O levantamento mostrou também que os brasileiros dão menos importância às ordens de policiais que a de juízes. Enquanto 81% entendem que devem obedecer decisões judiciais que determinem pagamento a alguém, apenas 41% acreditam que devem obedecer uma ordem de um policial, mesmo que discordem dela.

O coordenador da Direito-FGV, professor Oscar Vilhena Vieira, disse que é muito preocupante o fato de a população não confiar na polícia, que é a autoridade que está diretamente ligada ao cumprimento das normas legais.

— Um dos instrumentos de eficiência policial é a confiança. Quando o cidadão confia na polícia, ele leva informações que permitem que a polícia previna e busque a punição — afirmou Vieira.

Os responsáveis pela pesquisa relataram que os dados sobre obediência à norma que criminaliza a compra de produtos piratas chamaram a atenção. Apenas 54% dos entrevistados responderam que é provável ou muito provável que a compra de um CD ou DVD falso resultará em punição e só 64% acham que se fizessem isso seriam reprovados moralmente por amigos e familiares.

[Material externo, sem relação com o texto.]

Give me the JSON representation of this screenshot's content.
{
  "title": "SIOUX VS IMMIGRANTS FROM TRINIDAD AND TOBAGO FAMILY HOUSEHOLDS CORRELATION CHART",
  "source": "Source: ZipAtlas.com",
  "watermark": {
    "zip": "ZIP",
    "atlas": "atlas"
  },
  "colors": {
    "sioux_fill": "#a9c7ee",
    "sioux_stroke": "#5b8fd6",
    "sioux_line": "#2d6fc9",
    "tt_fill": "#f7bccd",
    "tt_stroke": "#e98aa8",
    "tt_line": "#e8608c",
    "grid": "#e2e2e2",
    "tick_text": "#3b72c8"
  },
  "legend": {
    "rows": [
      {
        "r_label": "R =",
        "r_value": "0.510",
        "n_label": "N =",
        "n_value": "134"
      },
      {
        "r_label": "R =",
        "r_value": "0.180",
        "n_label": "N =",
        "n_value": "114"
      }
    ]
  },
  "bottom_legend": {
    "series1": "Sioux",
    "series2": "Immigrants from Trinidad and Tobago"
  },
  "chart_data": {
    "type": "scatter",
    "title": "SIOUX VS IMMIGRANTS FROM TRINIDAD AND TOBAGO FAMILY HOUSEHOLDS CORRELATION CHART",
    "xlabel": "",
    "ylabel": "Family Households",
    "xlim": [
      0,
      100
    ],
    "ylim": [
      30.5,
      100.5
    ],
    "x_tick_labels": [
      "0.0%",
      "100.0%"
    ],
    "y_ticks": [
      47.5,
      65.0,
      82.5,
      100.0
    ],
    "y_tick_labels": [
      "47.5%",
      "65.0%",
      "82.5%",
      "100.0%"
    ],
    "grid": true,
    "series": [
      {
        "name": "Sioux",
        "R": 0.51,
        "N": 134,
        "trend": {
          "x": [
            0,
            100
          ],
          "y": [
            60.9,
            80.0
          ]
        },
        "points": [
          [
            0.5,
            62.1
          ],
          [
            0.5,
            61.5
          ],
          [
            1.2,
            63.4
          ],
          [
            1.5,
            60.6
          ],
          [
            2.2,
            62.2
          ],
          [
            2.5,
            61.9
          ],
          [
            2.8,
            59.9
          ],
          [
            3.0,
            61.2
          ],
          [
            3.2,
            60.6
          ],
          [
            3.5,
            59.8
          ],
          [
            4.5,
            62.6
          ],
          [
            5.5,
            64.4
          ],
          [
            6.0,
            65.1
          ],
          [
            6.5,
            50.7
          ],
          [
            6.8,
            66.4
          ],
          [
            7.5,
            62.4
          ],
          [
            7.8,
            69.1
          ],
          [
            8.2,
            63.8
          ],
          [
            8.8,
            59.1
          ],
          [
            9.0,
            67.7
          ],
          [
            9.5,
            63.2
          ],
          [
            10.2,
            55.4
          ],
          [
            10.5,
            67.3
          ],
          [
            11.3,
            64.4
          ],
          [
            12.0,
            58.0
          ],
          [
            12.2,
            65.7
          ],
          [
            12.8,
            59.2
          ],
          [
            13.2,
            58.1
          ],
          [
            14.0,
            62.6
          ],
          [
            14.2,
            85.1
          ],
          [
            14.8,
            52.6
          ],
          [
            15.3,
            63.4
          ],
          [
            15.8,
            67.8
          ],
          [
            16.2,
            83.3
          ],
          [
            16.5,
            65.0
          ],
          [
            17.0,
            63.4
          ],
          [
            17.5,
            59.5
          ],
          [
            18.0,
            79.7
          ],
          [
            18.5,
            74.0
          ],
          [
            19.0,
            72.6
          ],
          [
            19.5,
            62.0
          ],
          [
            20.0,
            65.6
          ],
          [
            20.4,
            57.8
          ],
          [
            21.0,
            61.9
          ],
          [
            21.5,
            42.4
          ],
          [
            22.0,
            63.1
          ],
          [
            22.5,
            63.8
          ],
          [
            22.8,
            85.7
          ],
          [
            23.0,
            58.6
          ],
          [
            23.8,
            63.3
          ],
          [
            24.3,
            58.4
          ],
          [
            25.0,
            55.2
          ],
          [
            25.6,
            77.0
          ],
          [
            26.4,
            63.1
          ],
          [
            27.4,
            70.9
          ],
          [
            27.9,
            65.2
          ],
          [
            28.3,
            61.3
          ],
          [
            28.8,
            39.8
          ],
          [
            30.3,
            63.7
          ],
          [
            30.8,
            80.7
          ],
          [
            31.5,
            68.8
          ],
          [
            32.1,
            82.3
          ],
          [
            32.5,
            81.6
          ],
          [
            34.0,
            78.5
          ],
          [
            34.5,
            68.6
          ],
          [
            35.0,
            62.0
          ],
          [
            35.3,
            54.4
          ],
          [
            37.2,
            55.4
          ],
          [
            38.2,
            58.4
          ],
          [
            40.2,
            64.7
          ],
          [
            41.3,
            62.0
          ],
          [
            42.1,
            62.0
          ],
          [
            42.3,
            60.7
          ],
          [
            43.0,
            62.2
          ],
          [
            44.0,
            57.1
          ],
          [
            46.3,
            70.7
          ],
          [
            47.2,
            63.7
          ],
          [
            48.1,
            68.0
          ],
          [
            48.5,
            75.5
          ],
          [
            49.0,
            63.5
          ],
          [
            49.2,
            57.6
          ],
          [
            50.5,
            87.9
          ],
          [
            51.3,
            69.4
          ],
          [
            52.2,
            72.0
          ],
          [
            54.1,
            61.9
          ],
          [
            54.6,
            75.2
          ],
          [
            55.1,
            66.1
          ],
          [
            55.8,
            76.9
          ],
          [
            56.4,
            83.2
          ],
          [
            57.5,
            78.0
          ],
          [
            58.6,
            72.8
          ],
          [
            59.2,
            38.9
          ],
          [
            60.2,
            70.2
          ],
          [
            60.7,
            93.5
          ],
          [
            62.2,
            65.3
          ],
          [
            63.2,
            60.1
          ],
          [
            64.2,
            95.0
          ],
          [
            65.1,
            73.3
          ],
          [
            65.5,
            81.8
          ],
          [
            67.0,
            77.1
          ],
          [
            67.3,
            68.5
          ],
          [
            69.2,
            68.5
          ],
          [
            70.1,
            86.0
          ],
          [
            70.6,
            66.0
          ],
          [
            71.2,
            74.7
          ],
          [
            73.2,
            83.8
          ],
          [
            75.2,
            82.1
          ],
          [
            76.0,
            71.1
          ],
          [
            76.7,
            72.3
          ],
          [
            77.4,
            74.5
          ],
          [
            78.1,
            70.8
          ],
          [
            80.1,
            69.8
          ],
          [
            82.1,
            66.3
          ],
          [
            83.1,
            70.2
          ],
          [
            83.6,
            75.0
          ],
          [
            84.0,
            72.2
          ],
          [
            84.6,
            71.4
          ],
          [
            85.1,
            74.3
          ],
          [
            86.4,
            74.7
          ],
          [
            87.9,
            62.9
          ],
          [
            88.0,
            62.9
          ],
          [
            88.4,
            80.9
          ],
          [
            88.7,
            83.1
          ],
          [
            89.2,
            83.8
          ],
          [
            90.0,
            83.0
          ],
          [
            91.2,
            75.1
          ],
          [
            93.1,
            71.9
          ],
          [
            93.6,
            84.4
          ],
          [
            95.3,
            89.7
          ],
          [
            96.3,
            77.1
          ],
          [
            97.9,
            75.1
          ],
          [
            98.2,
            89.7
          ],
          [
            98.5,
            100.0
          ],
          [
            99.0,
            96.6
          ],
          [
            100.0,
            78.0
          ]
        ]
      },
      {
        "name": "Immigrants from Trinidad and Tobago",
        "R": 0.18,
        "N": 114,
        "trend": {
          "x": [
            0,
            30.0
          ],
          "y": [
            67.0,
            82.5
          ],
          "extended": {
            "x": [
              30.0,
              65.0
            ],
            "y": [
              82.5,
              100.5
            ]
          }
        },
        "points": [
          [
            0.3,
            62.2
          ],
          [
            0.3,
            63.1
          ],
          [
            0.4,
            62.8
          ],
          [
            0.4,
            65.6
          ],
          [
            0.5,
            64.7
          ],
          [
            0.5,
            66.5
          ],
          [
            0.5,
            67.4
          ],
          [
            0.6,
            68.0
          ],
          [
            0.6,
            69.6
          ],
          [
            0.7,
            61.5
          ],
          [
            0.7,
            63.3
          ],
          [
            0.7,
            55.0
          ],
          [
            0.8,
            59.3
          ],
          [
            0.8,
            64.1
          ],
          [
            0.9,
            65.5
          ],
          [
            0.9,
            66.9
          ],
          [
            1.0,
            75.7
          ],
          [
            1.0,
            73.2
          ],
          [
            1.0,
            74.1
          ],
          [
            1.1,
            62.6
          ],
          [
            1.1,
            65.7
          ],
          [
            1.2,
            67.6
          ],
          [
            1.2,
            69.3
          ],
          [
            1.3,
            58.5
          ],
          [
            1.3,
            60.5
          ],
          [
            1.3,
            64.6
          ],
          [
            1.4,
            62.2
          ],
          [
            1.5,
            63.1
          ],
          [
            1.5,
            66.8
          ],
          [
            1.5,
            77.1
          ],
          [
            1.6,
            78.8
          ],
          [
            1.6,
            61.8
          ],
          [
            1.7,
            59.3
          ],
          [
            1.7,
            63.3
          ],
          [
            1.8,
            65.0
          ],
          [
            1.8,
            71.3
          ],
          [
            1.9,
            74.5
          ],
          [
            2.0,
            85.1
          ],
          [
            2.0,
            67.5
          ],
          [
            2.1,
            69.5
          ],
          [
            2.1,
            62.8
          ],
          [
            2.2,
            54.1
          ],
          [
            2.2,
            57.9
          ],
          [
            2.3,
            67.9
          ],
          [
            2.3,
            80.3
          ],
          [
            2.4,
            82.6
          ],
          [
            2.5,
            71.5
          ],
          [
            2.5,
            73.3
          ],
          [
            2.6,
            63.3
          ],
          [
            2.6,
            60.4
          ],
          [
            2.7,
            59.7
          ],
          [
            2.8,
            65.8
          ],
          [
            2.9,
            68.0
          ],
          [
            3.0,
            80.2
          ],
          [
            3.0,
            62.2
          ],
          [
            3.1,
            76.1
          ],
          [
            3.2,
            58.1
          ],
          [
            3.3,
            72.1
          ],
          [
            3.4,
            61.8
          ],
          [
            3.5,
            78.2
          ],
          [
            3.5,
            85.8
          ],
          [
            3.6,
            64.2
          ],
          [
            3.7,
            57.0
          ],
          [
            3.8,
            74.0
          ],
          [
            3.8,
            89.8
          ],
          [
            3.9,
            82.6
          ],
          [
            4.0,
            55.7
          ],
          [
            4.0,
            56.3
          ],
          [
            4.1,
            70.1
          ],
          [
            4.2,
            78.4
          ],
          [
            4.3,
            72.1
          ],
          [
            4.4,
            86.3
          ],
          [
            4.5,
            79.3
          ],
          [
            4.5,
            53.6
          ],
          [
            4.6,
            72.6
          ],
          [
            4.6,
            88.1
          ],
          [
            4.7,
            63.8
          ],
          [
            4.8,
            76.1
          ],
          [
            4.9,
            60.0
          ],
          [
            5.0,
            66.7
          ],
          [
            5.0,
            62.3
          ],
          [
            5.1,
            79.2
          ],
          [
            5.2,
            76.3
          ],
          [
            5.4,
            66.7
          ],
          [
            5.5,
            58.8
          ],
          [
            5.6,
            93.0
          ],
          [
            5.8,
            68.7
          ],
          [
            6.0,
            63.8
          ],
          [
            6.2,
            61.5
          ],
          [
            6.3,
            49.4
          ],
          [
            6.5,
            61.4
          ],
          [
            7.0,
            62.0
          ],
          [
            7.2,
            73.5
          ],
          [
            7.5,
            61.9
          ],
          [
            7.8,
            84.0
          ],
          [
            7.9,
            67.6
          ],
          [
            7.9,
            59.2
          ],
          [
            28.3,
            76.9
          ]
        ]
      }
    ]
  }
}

E 91% das pessoas que responderam à pesquisa disseram ter comprado CD ou DVD pirata nos últimos 12 meses.

O levantamento foi realizado por meio de questionários com 3.300 pessoas maiores de 18 anos de oito estados do Brasil, entre outubro de 2012 e março de 2013. O Índice de Percepção do Cumprimento da Lei (IPCLBrasil), que mede como as pessoas se comportam em relação ao cumprimento da lei e como elas enxergam a possibilidade de punição e adequação moral no caso de descumprimento, foi de 7,3 numa escala de zero a 10 (sendo 10 um total comprometimento com o cumprimento da lei). A pesquisa continuará sendo realizada nos próximos meses, para que seja possível comparar as taxas ao longo do tempo.